Jim did. When we left there, three men lay sprawled in the wet sawdust. Jim Buckelew was grinning at us, showing a chipped front tooth like it was a medal
from Jeff Davis himself. His knuckles were torn and red-smeared as he counted out the money he had taken back from the gamblers’ pockets.
Old man Hardy’s voice was rough, but you couldn’t miss the edging of pride in it. “From now on, Jimbo, whether it’s a man or a job, don’t you ever take a whippin’ and quit. No matter how many times it takes, a Buckelew keeps on comin’ back till he’s won.”
Now then, to the debt of Hardy Buckelew.
Late in the summer of ’77 we finished a cow hunt and threw together a herd of Box H steers to take to Kansas and the railroad before winter set in. Hardy Buckelew never made the trip himself anymore—too many years had stacked up on him. For a long time now, Will Peril had been his trail boss. Will was a man a cowboy liked to follow—a graying, medium-sized man with the years just commencing to put a slump in his shoulders. His voice was as soft as the hide of a baby calf, and he had a gentle way with horses and cattle. Where most of us might tear up enough ground to plant a potato patch, Will Peril could make livestock do what he wanted them to without ever raising the dust.

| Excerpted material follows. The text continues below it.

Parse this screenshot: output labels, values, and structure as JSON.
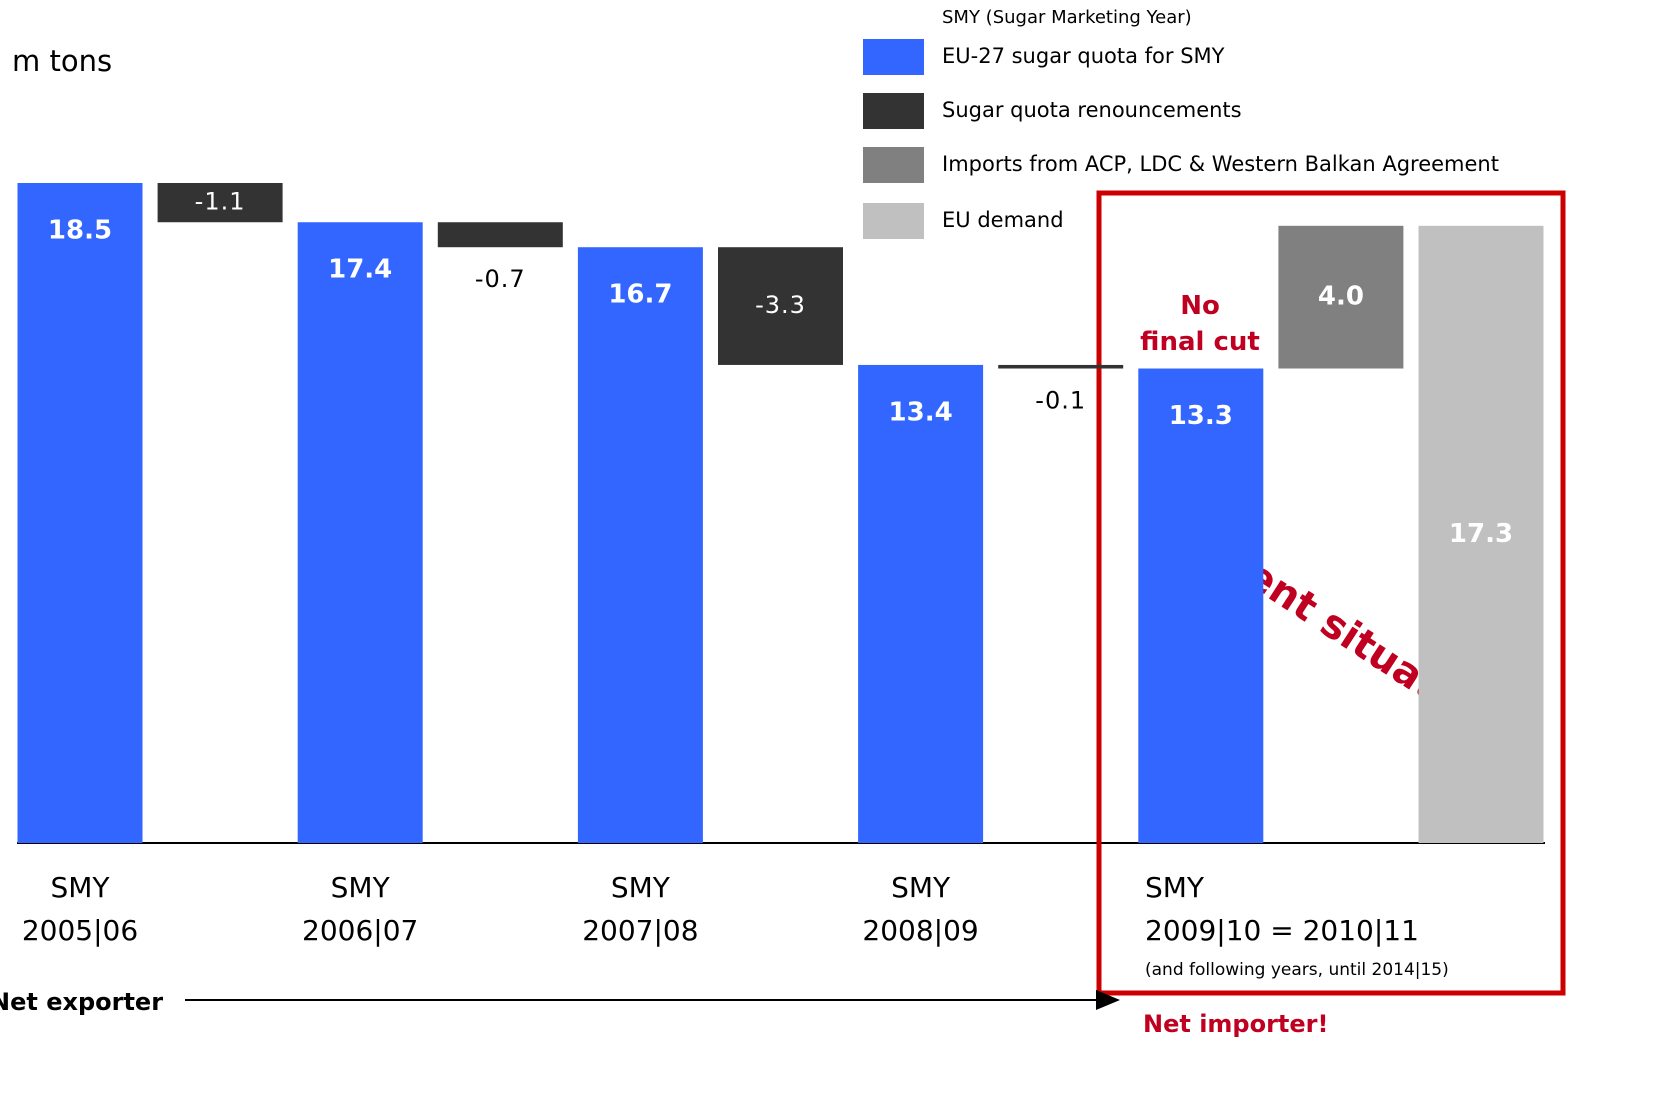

He handled men the same way.
This time, though, Hardy Buckelew slipped a joker in the deck.
“Will,” Hardy said, “it’s time Jimbo took on a man’s responsibilities. He’s twenty-one now, so I’m puttin’ him in charge of this trail herd. I just want you to go along and kind of keep an eye on him. You know, give him his head but have one hand on the reins, just in case.”
Will Peril frowned, twisting his mule-hide gloves and looking off to where the cook was loading the chuckwagon. “Some men take longer growin’ up than others do, Hardy. You really think he’s ready?”
“You want to teach a boy to swim, you throw him in where the water’s deep. Sure he’ll make some mistakes, but the education he gets’ll be worth the price.”
So we pointed them north with a new trail boss in charge. Now, Jim was a good cowboy, make no mistake about that; he was just a shade wild, is all. He pushed too fast and didn’t give the cattle time enough to graze along and put on weight as they walked. He was reckless too, in the way he rode, in the way he tried to curb the stampedes we had before we got the cattle trailbroke. He swung in front of the bunch one night, spurring for all he was worth. His horse stepped in a hole and snapped its leg with a sound like a pistol shot. For a minute there, we thought Jim was a goner. But more often than not a running herd will split around a man on foot. They did this time. Jim just walked away laughing. He’d have spit in the devil’s eye.